True or false: We should slather on sunscreen even during winter months. That answer is true. In fact, sunscreen should be worn all yearlong. According to The Skin Cancer Foundation, skin cancers are on the rise. Moreover, one out of every five Americans will get skin cancer at some point in their lives. The risk of developing skin cancer usually is directly related to the amount and intensity of ultraviolet (UV) light exposure a person receives from the sun. But, with this handy information at your fingertips, you will be better able to make decision on the right sunscreen for you. In other words, your job of selecting the right sunscreen may have just become a lot easier. Let’s begin!
Adoring the Sun
1. Who doesn’t enjoy vegging out in the sun on a hot summer day? The kind of sunscreen you use may vary depending on the type of outdoor exposure you are expecting. For minimal sun exposure, such as when you are outside only for minutes at a time, a sun protection factor (SPF) of 15 is usually sufficient.
2. You may have heard of broad spectrum protection before. Well, your sunscreen should have broad spectrum protection, which means it effectively protects against significant portions of both the ultraviolet A (UVA) and ultraviolet B (UVB) ranges of the light spectrum. Most broad-spectrum formulas contain multiple sunscreen ingredients. For prolonged, intense exposure to the sun, you should use a broad spectrum, water-resistant sunscreen with an SPF of 30 or higher. Why? SPF 30 filters out up to 97 percent of the sun’s UV radiation; SPF 50 filters out up to 98 percent.
3. Know your skin type. Do you have dry skin? Are you concerned about protecting a child’s skin from potentially harmful rays? Or do you have allergy-, acne- or rosacea-prone skin? If you answered “yes” to any of the above, then consider these options:
- Dry skin can greatly benefit from moisturizing sunscreens. As an aside: Numerous moisturizers are used in sunscreens; popular ones include lanolin, oils, and silicones such as dimethicone. Moisturizing sunscreens are often formulated as creams, lotions or ointments, so look for these terms on the label.
- Chemicals can irritate children’s skin because their skin is so delicate. Some ingredients, which include PABA and oxybenzone, have been linked to skin reactions. Look for sunscreens that contain zinc oxide and titanium dioxide, because they tend to be better tolerated by people with sensitive skin and can usually be found in sunscreens that are manufactured for babies and children. If you opt for spray sunscreens, you should not apply sunscreen directly to the face; sprays should be misted into the hands, then spread on the face.

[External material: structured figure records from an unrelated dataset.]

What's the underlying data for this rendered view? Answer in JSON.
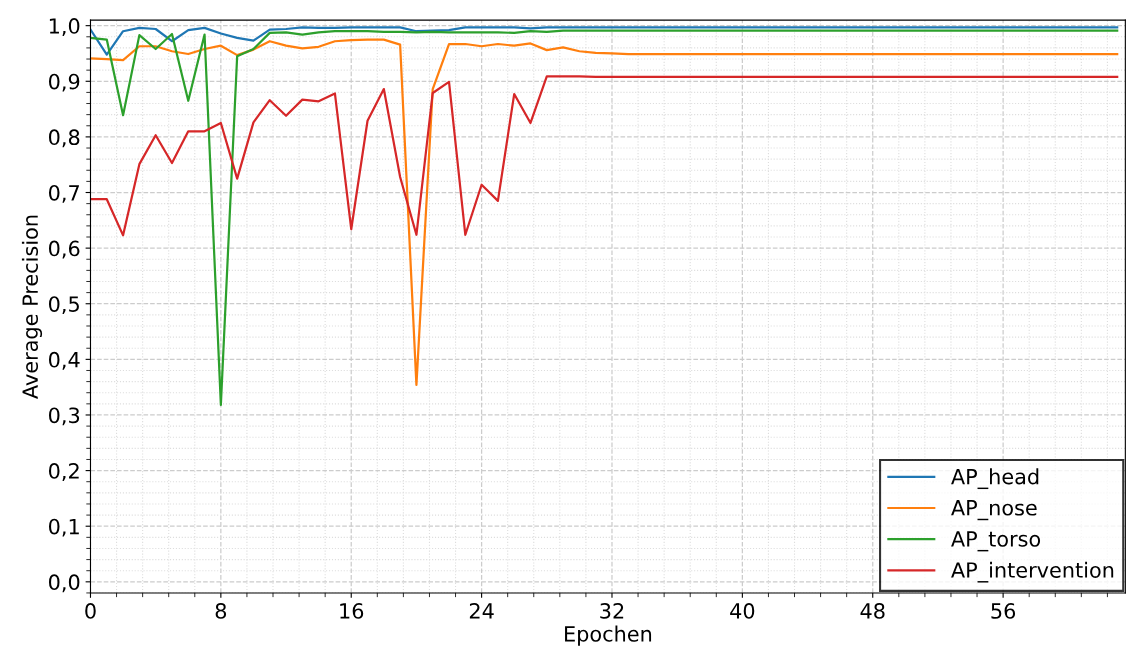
{
  "chart_data": {
    "type": "line",
    "xlabel": "Epochen",
    "ylabel": "Average Precision",
    "xlim": [
      0,
      63.5
    ],
    "ylim": [
      -0.02,
      1.01
    ],
    "xticks": [
      0,
      8,
      16,
      24,
      32,
      40,
      48,
      56
    ],
    "yticks": [
      {
        "value": 0,
        "label": "0,0"
      },
      {
        "value": 0.1,
        "label": "0,1"
      },
      {
        "value": 0.2,
        "label": "0,2"
      },
      {
        "value": 0.3,
        "label": "0,3"
      },
      {
        "value": 0.4,
        "label": "0,4"
      },
      {
        "value": 0.5,
        "label": "0,5"
      },
      {
        "value": 0.6,
        "label": "0,6"
      },
      {
        "value": 0.7,
        "label": "0,7"
      },
      {
        "value": 0.8,
        "label": "0,8"
      },
      {
        "value": 0.9,
        "label": "0,9"
      },
      {
        "value": 1.0,
        "label": "1,0"
      }
    ],
    "grid": true,
    "legend": "bottom right",
    "marker": "none",
    "line_style": "solid",
    "x": [
      0,
      1,
      2,
      3,
      4,
      5,
      6,
      7,
      8,
      9,
      10,
      11,
      12,
      13,
      14,
      15,
      16,
      17,
      18,
      19,
      20,
      21,
      22,
      23,
      24,
      25,
      26,
      27,
      28,
      29,
      30,
      31,
      32,
      33,
      34,
      35,
      36,
      37,
      38,
      39,
      40,
      41,
      42,
      43,
      44,
      45,
      46,
      47,
      48,
      49,
      50,
      51,
      52,
      53,
      54,
      55,
      56,
      57,
      58,
      59,
      60,
      61,
      62,
      63
    ],
    "series": [
      {
        "name": "AP_head",
        "color": "#1f77b4",
        "values": [
          0.993,
          0.948,
          0.99,
          0.996,
          0.994,
          0.972,
          0.992,
          0.996,
          0.986,
          0.978,
          0.973,
          0.993,
          0.994,
          0.997,
          0.996,
          0.996,
          0.997,
          0.997,
          0.997,
          0.997,
          0.99,
          0.991,
          0.992,
          0.997,
          0.997,
          0.997,
          0.997,
          0.995,
          0.997,
          0.997,
          0.997,
          0.997,
          0.997,
          0.997,
          0.997,
          0.997,
          0.997,
          0.997,
          0.997,
          0.997,
          0.997,
          0.997,
          0.997,
          0.997,
          0.997,
          0.997,
          0.997,
          0.997,
          0.997,
          0.997,
          0.997,
          0.997,
          0.997,
          0.997,
          0.997,
          0.997,
          0.997,
          0.997,
          0.997,
          0.997,
          0.997,
          0.997,
          0.997,
          0.997
        ]
      },
      {
        "name": "AP_nose",
        "color": "#ff7f0e",
        "values": [
          0.941,
          0.94,
          0.938,
          0.963,
          0.963,
          0.954,
          0.949,
          0.958,
          0.964,
          0.947,
          0.957,
          0.972,
          0.964,
          0.959,
          0.962,
          0.972,
          0.974,
          0.975,
          0.975,
          0.966,
          0.354,
          0.886,
          0.967,
          0.967,
          0.963,
          0.967,
          0.964,
          0.968,
          0.956,
          0.961,
          0.954,
          0.951,
          0.95,
          0.949,
          0.949,
          0.949,
          0.949,
          0.949,
          0.949,
          0.949,
          0.949,
          0.949,
          0.949,
          0.949,
          0.949,
          0.949,
          0.949,
          0.949,
          0.949,
          0.949,
          0.949,
          0.949,
          0.949,
          0.949,
          0.949,
          0.949,
          0.949,
          0.949,
          0.949,
          0.949,
          0.949,
          0.949,
          0.949,
          0.949
        ]
      },
      {
        "name": "AP_torso",
        "color": "#2ca02c",
        "values": [
          0.978,
          0.975,
          0.839,
          0.983,
          0.958,
          0.985,
          0.865,
          0.984,
          0.318,
          0.945,
          0.958,
          0.987,
          0.988,
          0.984,
          0.988,
          0.99,
          0.99,
          0.99,
          0.989,
          0.989,
          0.988,
          0.989,
          0.988,
          0.988,
          0.988,
          0.988,
          0.987,
          0.99,
          0.989,
          0.991,
          0.991,
          0.991,
          0.991,
          0.991,
          0.991,
          0.991,
          0.991,
          0.991,
          0.991,
          0.991,
          0.991,
          0.991,
          0.991,
          0.991,
          0.991,
          0.991,
          0.991,
          0.991,
          0.991,
          0.991,
          0.991,
          0.991,
          0.991,
          0.991,
          0.991,
          0.991,
          0.991,
          0.991,
          0.991,
          0.991,
          0.991,
          0.991,
          0.991,
          0.991
        ]
      },
      {
        "name": "AP_intervention",
        "color": "#d62728",
        "values": [
          0.688,
          0.688,
          0.623,
          0.751,
          0.803,
          0.753,
          0.81,
          0.81,
          0.825,
          0.725,
          0.826,
          0.866,
          0.838,
          0.867,
          0.864,
          0.878,
          0.634,
          0.829,
          0.886,
          0.728,
          0.624,
          0.879,
          0.899,
          0.624,
          0.714,
          0.685,
          0.877,
          0.825,
          0.909,
          0.909,
          0.909,
          0.908,
          0.908,
          0.908,
          0.908,
          0.908,
          0.908,
          0.908,
          0.908,
          0.908,
          0.908,
          0.908,
          0.908,
          0.908,
          0.908,
          0.908,
          0.908,
          0.908,
          0.908,
          0.908,
          0.908,
          0.908,
          0.908,
          0.908,
          0.908,
          0.908,
          0.908,
          0.908,
          0.908,
          0.908,
          0.908,
          0.908,
          0.908,
          0.908
        ]
      }
    ]
  }
}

- Patients with allergy-prone skin or conditions such as acne or rosacea should avoid products containing preservatives, fragrances, alcohol and products containing PABA or oxybenzone because these skin conditions can become exacerbated by the use of such products.
Enjoying the Rays
With work and other obligations, there sometimes are not enough hours in the day to enjoy the sunshine. However, there are many ways that you can select a sunscreen. If you are not sure which sunscreen is right for you, you can speak with your doctor, dermatologist or pharmacist.